Mise à part la couverture des femmes politiques, seul 5% de l’information parle de ce que font les femmes. Ce chiffre est ridicule. On en a eu assez et on a créé notre média. Nous avons créé des postes de co-rédacteur et co-rédactrice en chef du magazine Femmes Ici et Ailleurs. Sandrine Boucher est co-rédactrice en chef du magazine depuis sa naissance au sein des Editions du 8 mars. Le résultat, c’est un magazine d’information généraliste et politique et pas un magazine féminin dans lequel on a toutes les 2 pages des femmes qui font 1m90 et 23kg. On présente enfin des femmes normales et on parle d’elles pour ce qu’elles font. Comme pour les hommes en fait. On est novateurs et novatrices avec cette ligne éditoriale mais on l’a fait parce qu’il y avait un vide, et on remplit ce vide.

Quel peut être le rôle des hommes, journalistes ou dirigeants de médias, pour promouvoir l’égalité femmes-hommes dans leurs structures?

Les hommes ont une responsabilité. Aujourd’hui, ce sont eux qui sont aux manettes donc la responsabilité est chez eux. Un chef d’entreprise, quel qu’il soit, qui affirme qu’il n’a pas trouvé de femme pour son conseil d’administration, c’est de l’incompétence. Ce n’est pas parce qu’il n’y a pas de femmes, il y en a plein ! Elles représentent 50% de la population ! S’il ne parvient pas à trouver de femmes, c’est qu’il n’est pas compétent. En tout cas pas dans ce domaine-là. Et cela s’applique de la même façon aux patrons de presse.

Quelles sont les conséquences du manque de femmes aux postes de management des médias ?

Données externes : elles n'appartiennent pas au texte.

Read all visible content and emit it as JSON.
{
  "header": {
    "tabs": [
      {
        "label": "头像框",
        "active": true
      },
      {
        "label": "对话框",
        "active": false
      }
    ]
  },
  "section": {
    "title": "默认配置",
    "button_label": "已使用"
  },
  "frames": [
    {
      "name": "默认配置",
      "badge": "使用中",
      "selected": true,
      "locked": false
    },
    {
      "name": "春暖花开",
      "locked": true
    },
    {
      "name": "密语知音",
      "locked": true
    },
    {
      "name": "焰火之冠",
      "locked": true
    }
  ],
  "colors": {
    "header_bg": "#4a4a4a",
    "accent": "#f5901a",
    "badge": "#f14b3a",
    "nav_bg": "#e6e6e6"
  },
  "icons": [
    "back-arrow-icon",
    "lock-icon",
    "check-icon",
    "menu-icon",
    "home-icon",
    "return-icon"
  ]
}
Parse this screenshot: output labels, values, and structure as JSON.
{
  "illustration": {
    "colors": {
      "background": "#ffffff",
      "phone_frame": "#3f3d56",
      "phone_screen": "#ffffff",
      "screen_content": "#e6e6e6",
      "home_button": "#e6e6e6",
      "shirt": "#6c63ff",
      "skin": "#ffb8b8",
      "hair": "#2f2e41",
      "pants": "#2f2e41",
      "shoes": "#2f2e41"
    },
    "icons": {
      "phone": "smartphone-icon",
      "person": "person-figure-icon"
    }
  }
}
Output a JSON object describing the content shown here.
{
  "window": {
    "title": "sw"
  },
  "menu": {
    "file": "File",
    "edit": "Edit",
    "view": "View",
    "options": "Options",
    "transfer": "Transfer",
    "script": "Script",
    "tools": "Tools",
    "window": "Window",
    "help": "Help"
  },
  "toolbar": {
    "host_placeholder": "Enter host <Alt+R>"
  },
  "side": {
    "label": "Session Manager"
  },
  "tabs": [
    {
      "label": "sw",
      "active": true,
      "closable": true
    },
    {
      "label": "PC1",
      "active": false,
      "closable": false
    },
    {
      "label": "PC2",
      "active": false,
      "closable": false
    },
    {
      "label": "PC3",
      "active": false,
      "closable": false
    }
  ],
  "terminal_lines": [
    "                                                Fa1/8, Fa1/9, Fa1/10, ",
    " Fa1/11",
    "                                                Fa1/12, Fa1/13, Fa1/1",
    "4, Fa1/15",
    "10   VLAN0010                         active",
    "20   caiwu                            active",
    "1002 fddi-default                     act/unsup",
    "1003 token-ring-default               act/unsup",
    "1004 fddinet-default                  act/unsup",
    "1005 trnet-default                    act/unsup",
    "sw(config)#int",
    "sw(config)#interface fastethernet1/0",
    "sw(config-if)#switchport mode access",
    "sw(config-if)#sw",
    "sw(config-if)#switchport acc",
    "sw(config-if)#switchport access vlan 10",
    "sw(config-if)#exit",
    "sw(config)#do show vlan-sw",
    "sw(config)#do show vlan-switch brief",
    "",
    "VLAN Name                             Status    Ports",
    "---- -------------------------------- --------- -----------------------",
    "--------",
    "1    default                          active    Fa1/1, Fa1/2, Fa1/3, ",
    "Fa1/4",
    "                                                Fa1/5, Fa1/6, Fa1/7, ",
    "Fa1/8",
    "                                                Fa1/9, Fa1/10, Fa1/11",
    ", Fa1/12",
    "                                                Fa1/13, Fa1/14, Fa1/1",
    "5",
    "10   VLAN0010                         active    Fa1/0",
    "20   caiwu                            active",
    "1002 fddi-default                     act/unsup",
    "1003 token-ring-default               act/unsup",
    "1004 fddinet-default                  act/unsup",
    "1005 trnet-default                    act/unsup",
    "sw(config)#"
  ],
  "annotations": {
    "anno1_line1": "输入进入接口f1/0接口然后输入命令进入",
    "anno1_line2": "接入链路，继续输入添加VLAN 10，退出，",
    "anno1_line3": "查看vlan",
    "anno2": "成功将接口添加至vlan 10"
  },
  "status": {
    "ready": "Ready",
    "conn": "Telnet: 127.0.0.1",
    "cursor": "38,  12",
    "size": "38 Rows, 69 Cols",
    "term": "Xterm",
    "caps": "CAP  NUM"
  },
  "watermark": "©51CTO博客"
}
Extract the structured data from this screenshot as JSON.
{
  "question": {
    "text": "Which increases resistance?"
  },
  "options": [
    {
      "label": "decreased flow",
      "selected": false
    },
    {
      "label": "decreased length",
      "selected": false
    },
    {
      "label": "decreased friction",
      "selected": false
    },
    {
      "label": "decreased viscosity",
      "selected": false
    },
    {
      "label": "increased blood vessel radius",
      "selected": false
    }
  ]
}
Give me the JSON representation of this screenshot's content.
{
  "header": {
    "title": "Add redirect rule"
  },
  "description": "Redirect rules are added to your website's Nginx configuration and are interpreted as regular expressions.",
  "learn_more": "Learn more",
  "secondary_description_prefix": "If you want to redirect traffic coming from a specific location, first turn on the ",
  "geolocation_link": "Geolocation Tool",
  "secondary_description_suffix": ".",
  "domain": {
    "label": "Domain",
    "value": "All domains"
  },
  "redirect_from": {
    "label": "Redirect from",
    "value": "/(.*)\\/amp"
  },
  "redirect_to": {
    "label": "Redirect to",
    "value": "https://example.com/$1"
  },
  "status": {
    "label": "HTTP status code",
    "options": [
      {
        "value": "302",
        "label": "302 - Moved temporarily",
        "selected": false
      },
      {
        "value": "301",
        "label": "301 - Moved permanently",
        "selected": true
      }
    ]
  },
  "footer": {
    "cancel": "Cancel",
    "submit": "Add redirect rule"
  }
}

C’est une question d’éthique et de cohérence. Est-ce qu’il y aurait une conséquence dans l’information qui va être produite ? Elle ne sera pas immédiate. Il y a effectivement une sensibilité à ces questions d’égalité qui est plus forte chez les femmes que chez les hommes, puisqu’elles subissent ces inégalités tous les jours. Si on avait plus de femmes à tous les niveaux, et une propension plus forte de ces femmes à travailler sur les questions de genre, à ce moment-là, on aurait une information différente. Mais ce n’est pas mécanique, et ce n’est pas parce qu’il y a plus de femmes dans une rédaction que l’information va changer.